The latest UKHSA Technical Briefing 39, published on the 25th March 2022, states that “XE is a BA.1/BA.2 recombinant, with the majority of the genome including the S gene belonging to BA.2. XE shows evidence of community transmission within England, although it is currently <1% of total sequenced cases.
Early growth rates for XE were not significantly different from BA.2, but using the most recent data up to 16 March 2022, XE has a growth rate 9.8% above that of BA.2. As this estimate has not remained consistent as new data have been added, it cannot yet be interpreted as an estimate of growth advantage for the recombinant. Numbers were too small for the XE recombinant to be analysed by region.”
XE is a combination of BA.1 and BA.2 and is spreading about 10% faster than BA.2 in the UK, with 637 cases identified as of 22 March 2022.
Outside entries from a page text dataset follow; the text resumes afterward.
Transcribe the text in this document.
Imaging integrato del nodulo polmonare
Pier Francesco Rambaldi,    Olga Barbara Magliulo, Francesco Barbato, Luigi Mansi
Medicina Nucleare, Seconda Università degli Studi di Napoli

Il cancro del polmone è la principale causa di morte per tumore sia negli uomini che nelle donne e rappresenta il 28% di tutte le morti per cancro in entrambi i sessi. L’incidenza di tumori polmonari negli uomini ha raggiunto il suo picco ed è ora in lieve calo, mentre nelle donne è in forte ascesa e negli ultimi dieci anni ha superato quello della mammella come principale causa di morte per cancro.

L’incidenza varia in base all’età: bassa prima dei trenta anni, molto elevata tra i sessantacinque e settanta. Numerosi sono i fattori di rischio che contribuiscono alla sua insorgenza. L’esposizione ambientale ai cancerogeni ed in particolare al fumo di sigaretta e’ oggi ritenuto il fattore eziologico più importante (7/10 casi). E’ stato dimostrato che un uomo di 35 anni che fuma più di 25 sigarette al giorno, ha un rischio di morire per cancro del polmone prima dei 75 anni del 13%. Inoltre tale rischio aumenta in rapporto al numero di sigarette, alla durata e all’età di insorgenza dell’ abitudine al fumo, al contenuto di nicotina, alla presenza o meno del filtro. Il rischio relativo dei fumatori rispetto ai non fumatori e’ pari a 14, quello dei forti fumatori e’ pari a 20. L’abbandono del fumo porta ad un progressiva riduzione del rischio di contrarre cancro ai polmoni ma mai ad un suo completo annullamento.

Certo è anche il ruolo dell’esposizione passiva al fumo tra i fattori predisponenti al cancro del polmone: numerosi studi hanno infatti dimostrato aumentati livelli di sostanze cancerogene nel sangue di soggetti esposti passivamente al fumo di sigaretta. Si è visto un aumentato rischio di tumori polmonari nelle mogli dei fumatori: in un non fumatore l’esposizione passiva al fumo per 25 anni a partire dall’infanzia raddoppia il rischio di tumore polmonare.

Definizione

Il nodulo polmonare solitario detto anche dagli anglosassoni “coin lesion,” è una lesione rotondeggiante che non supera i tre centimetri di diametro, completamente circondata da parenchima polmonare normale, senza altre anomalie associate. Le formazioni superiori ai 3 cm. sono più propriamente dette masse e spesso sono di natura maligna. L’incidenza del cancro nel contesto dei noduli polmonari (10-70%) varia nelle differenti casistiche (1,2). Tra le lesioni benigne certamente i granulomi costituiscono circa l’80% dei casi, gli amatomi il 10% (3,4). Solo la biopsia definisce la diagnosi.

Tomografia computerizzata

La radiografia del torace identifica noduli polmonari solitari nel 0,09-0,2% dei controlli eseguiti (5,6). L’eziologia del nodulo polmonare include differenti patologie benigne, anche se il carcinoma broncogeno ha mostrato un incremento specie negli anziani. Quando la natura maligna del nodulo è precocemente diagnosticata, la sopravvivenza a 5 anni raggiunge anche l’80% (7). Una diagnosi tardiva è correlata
There is quite a lot more information on the recombinants XD, XE and XF in the UKHSA report. You can read it below, or download it from here
UPDATE 1 – 1st March 2022 – The World Health Organisation confirms the enhanced transmissibility of XE
In their latest weekly epidemiological update, the WHO have reaffirmed UKHSA’s figures for the transmissibility for the XE recombinant
“The same process of risk assessment is applied to recombinant variants as for any other emerging variant. Since the epidemiological update published on 22 March 2022, no new evidence indicates that the recombinant variant assigned XD Pango lineage (Delta-Omicron) is associated with higher transmissibility or more severe outcomes. The XE recombinant (BA.1-BA.2), was first detected in the United Kingdom on 19 January and >600 sequences have been reported and confirmed since. Early-day estimates indicate a community growth rate advantage of ~10% as compared to BA.2, however this finding requires further confirmation. XE belongs to the Omicron variant until significant differences in transmission and disease characteristics, including severity, may be reported. WHO continues to closely monitor and assess the public health risk associated with recombinant variants, alongside other SARS-CoV-2 variants, and will provide updates as further evidence becomes available.”